Sunday, December 11, 2005

DNR DEAD

A fall at a nursing home with a probable broken nose.

As we are clearing a distant hospital we hear a call go out for a 97-year old female with severe respiratory distress and no blood pressure. A commercial ambulance is already enroute. We are too far away to respond. When we get closer to town, we hear the other unit go off on scene, then the PD are calling for us to back them up. When we arrive the patient is in the back of the rig. The medic tells me she is a DNR and she just now died. Have a nice trip into the hospital we say. There is nothing for them to do, but put a sheet over her head and drive on it, letting the hospital know with a simple patch. "Patient is DNR who just now died."

I have had that happen to me before. Nursing homes don't like the patients to expire on their beds, so they call us, even though they are DNRs. Some times I have made them call the doctor to see if he is sure he wants us to transport. Sometimes I have had to wait until the patient died. Sometimes they have insisted I take the patient, only to have what happened to the other crew, happen to me. You are the subject of some kidding when you roll through the ER doors and take your place in the triage line. "Your patient doesn't look very good." "Ah, dude, your patient's not breathing." Or better when the triage nurse asks "What have you got?" And you say, "A dead person." What?!

Sent to an MVA but no injuries.

Then a syncope where the old woman just went down at the kitchen sink. She looked grey and hadn't been eating. She'd didn’t want to go, but we were persistent. On the way in, while doing the IV, I put the vacutainer on the end of the catheter, and then got briefly distracted, and then the next thing I knew I felt warm liquid on my pants leg and saw the blood was flowing freely from the catheter. A bit of a mess, not to mention having IV blood stains on my left knee -- the mark of a rookie.
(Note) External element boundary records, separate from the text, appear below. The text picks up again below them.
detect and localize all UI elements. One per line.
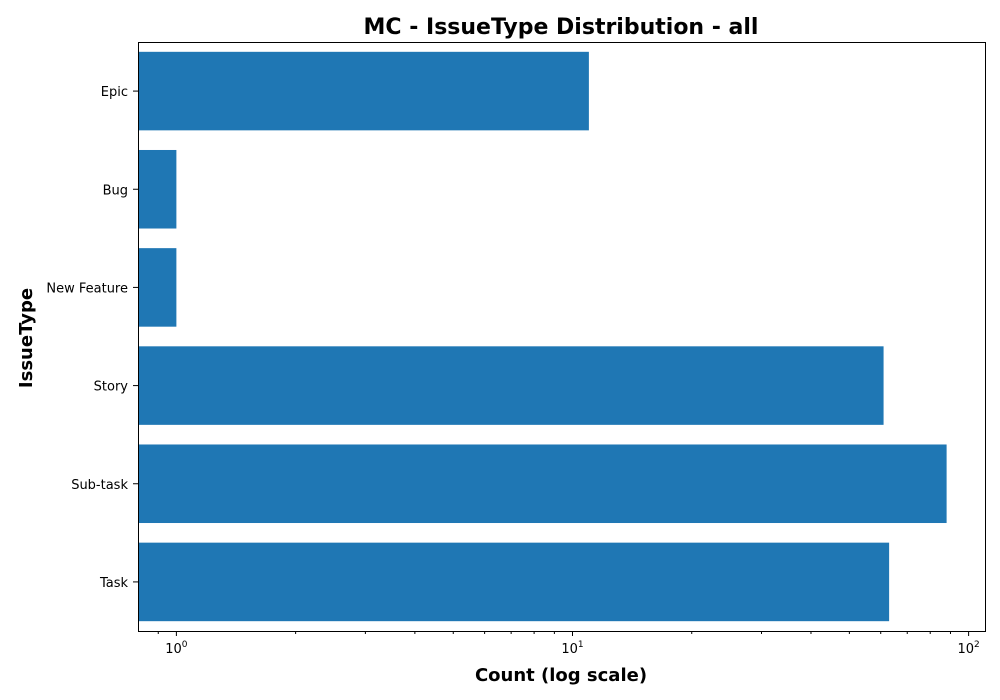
bar-bug	[138, 149, 177, 229]
y-axis-label: IssueType	[16, 288, 37, 388]
x-axis-ticks: 100 101 102	[157, 631, 980, 657]
y-tick-label: New Feature	[46, 281, 128, 296]
y-tick-label: Story	[94, 380, 129, 395]
x-tick-label: 101	[561, 640, 583, 657]
bar-sub-task	[138, 444, 947, 524]
bar-epic	[138, 51, 589, 131]
y-tick-label: Bug	[103, 183, 128, 198]
y-tick-label: Epic	[101, 85, 128, 100]
bars-group	[138, 51, 947, 622]
y-tick-label: Sub-task	[71, 478, 128, 493]
x-tick-label: 100	[165, 640, 188, 657]
chart-title: MC - IssueType Distribution - all	[364, 15, 759, 40]
y-tick-label: Task	[99, 576, 129, 591]
bar-new-feature	[138, 248, 177, 327]
bar-task	[138, 542, 890, 622]
plot-area-frame	[138, 42, 986, 632]
y-axis-ticks: Epic Bug New Feature Story Sub-task Task	[46, 85, 138, 591]
x-tick-label: 102	[957, 640, 979, 657]
x-axis-label: Count (log scale)	[475, 665, 647, 686]
bar-story	[138, 346, 884, 425]
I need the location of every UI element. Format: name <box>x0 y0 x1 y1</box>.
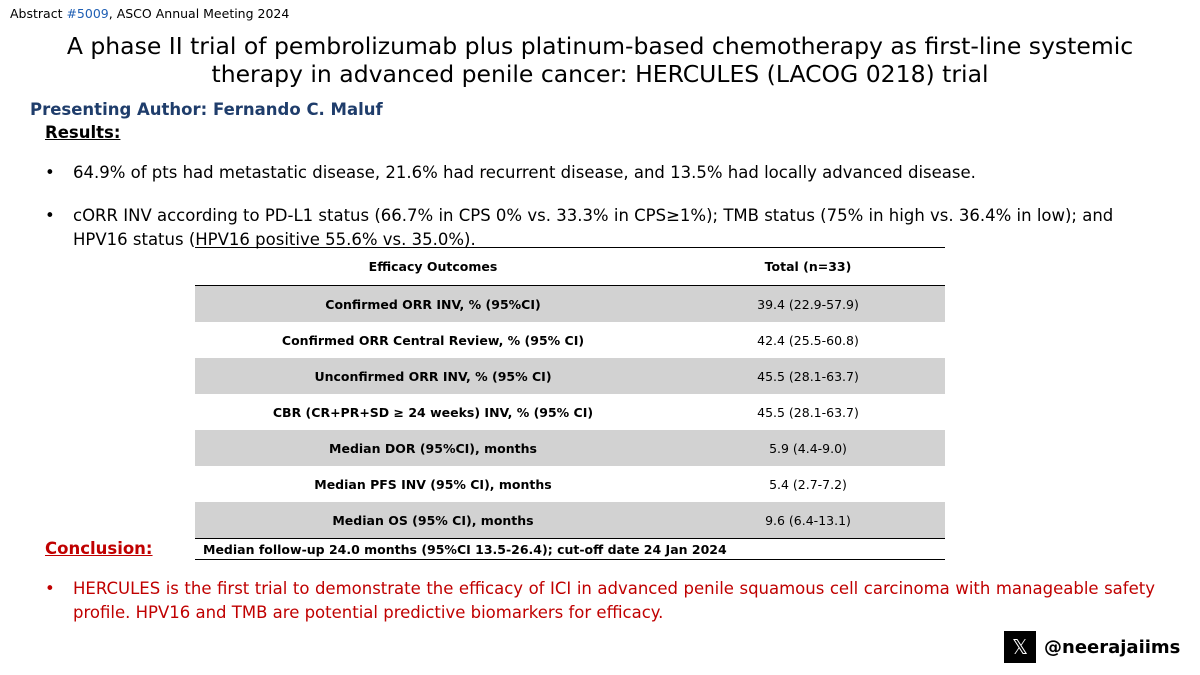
results-bullet-text: cORR INV according to PD-L1 status (66.7… <box>73 206 1114 249</box>
row-value: 5.9 (4.4-9.0) <box>769 440 847 456</box>
x-logo-icon: 𝕏 <box>1004 631 1036 663</box>
table-row: Confirmed ORR INV, % (95%CI) 39.4 (22.9-… <box>195 286 945 322</box>
row-value: 9.6 (6.4-13.1) <box>765 512 851 528</box>
row-value: 42.4 (25.5-60.8) <box>757 332 859 348</box>
efficacy-table: Efficacy Outcomes Total (n=33) Confirmed… <box>195 247 945 560</box>
row-value: 5.4 (2.7-7.2) <box>769 476 847 492</box>
bullet-dot-icon: • <box>45 206 55 225</box>
row-label: Median OS (95% CI), months <box>332 512 534 528</box>
conclusion-bullet: • HERCULES is the first trial to demonst… <box>45 577 1155 625</box>
table-row: CBR (CR+PR+SD ≥ 24 weeks) INV, % (95% CI… <box>195 394 945 430</box>
table-footnote: Median follow-up 24.0 months (95%CI 13.5… <box>195 538 945 560</box>
header-total: Total (n=33) <box>764 259 852 274</box>
presenting-author: Presenting Author: Fernando C. Maluf <box>30 100 383 119</box>
results-bullet-2: • cORR INV according to PD-L1 status (66… <box>45 204 1155 252</box>
social-handle-badge[interactable]: 𝕏 @neerajaiims <box>1004 631 1180 663</box>
row-label: Unconfirmed ORR INV, % (95% CI) <box>314 368 552 384</box>
abstract-number-link[interactable]: #5009 <box>66 6 109 21</box>
table-row: Confirmed ORR Central Review, % (95% CI)… <box>195 322 945 358</box>
meeting-name: , ASCO Annual Meeting 2024 <box>108 6 290 21</box>
row-label: Confirmed ORR Central Review, % (95% CI) <box>281 332 585 348</box>
abstract-prefix: Abstract <box>10 6 67 21</box>
results-bullet-1: • 64.9% of pts had metastatic disease, 2… <box>45 161 1155 185</box>
table-row: Median DOR (95%CI), months 5.9 (4.4-9.0) <box>195 430 945 466</box>
bullet-dot-icon: • <box>45 163 55 182</box>
table-row: Median PFS INV (95% CI), months 5.4 (2.7… <box>195 466 945 502</box>
slide-title: A phase II trial of pembrolizumab plus p… <box>66 32 1134 88</box>
social-handle[interactable]: @neerajaiims <box>1044 636 1181 658</box>
row-label: Confirmed ORR INV, % (95%CI) <box>325 296 541 312</box>
row-value: 45.5 (28.1-63.7) <box>757 404 859 420</box>
row-label: CBR (CR+PR+SD ≥ 24 weeks) INV, % (95% CI… <box>272 404 594 420</box>
row-label: Median DOR (95%CI), months <box>329 440 537 456</box>
row-value: 39.4 (22.9-57.9) <box>757 296 859 312</box>
conclusion-heading: Conclusion: <box>45 539 153 558</box>
results-bullet-text: 64.9% of pts had metastatic disease, 21.… <box>73 163 976 182</box>
abstract-reference: Abstract #5009, ASCO Annual Meeting 2024 <box>10 6 289 21</box>
table-header-row: Efficacy Outcomes Total (n=33) <box>195 248 945 285</box>
table-row: Median OS (95% CI), months 9.6 (6.4-13.1… <box>195 502 945 538</box>
results-heading: Results: <box>45 123 121 142</box>
bullet-dot-icon: • <box>45 579 55 598</box>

At the hospital I saw one of the ladies from the Spanish restaurant I eat at a lot. At first I couldn't place her, and then it came to me. We chatted a little in Spanish. I wish I got to talk more.

Last call is for Severe ABD pain in a 16 year old. The EMD slows us down to no lights and sirens, but the cop on scene, speeds us back up. The girl has a fever, but everything else is negative except for her occasional dramatic screams. Pulse is 64. BP 110/60. Ab soft. No vomiting or diarrhea. Had her period ten days ago. No trouble urinating. No blood in urine. She is able to walk out to the ambulance, over the snow banks without pain. We bring her in on a stretcher, and are sent from the Main ED to the walk-in section of the ER. They have us put her in the waiting room. As soon as we get her in a wheel chair, she shrieks, and closes her eyes. Her sister fans her. The triage nurse rolls her eyes.